Online dating isn’t meant for me. It really isn’t doing anything for my growth as a woman. Let me explain. I’m not dating to become a better woman. No. I’m dating in order to learn about myself. To teach myself to put myself out there. To be more confident with networking, and to learn how to be more out going.
Sometimes I look at my 8 year old and wonder where she came from. She is a constant open book. That girl that everyone likes because she’s always herself. She says "Hello" to everyone walking the school hallways and always has a friend to play with in the park. She’s always ready with an icebreaker. Of course, I worry about her being taken advantage of because she’s so open. But, then, I envy her ability to not even be concerned with the "what ifs." She has no boundaries. I was never like that. Always cautious and thinking about the many ways things could go wrong. Ohhhh to be 8 again.

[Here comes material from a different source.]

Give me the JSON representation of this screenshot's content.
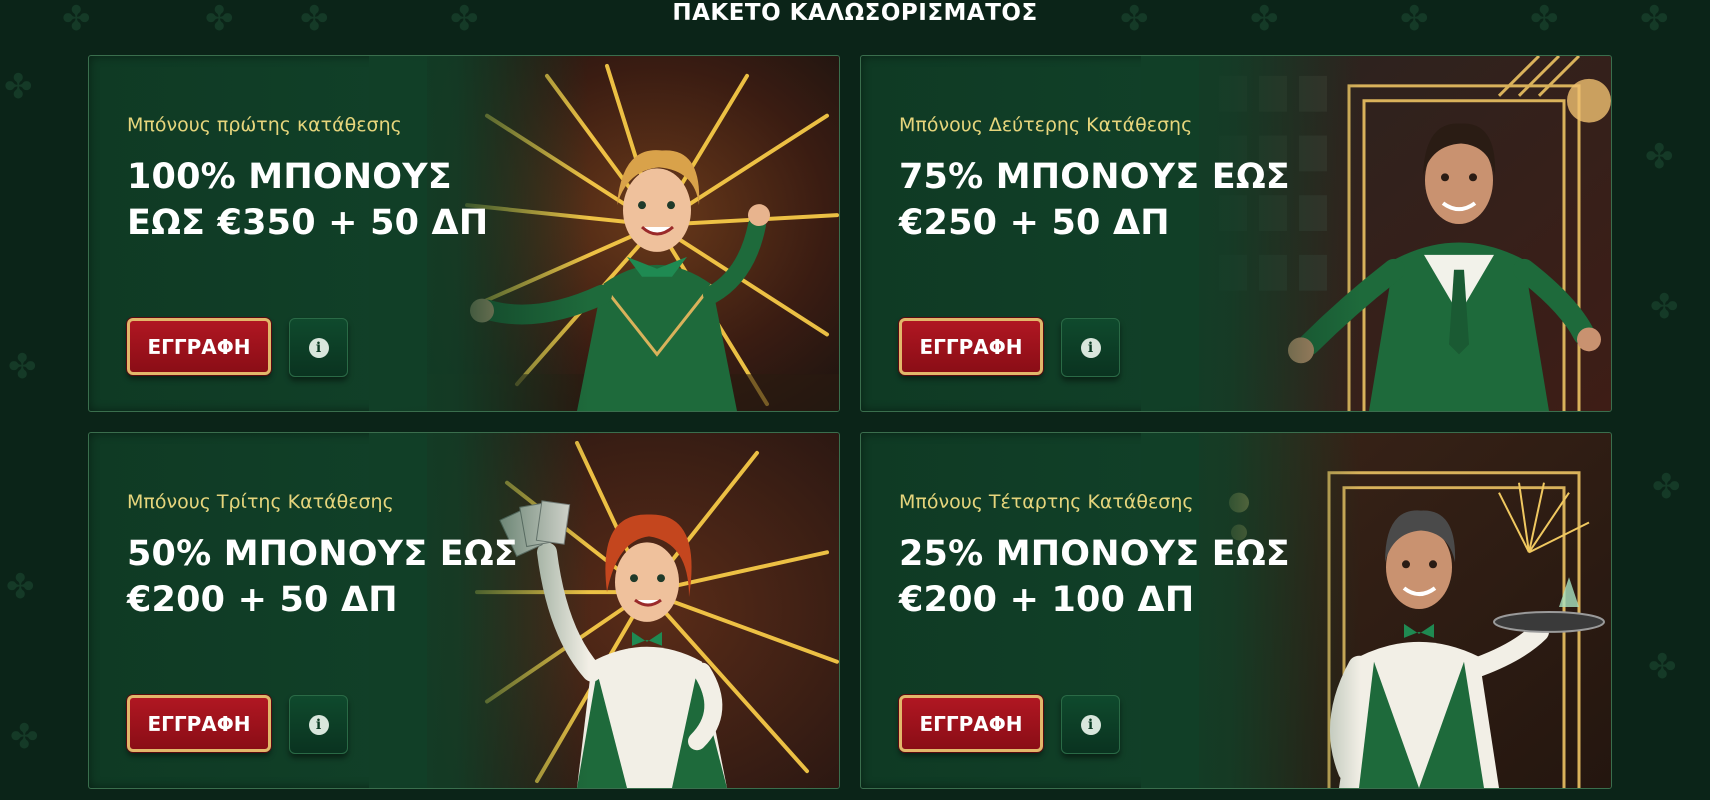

I often look at myself in my past relationship and I think Iknow where I failed. I wanted to grow and experience new things with the man I loved. After all, isn’t that what a relationship is? Two people having a great time learning and growing together? Or two people having a horrible time but knowing how to get past it and grow together from that difficulty? Perhaps I was wrong about the level of togetherness that is required or allowed.
So, now that I have recognized what I want to gain from this, I can come up with a plan of action. This isn’t just about finding love. This is about reaching out and grabbing what I want. I won’t second guess myself. I’ll put my fears aside and trust that things will work. While finding a tall, dark, handsome man with the humor to make me belly laugh and the musk that makes my knees weak, would be a bonus. Finding myself is my goal.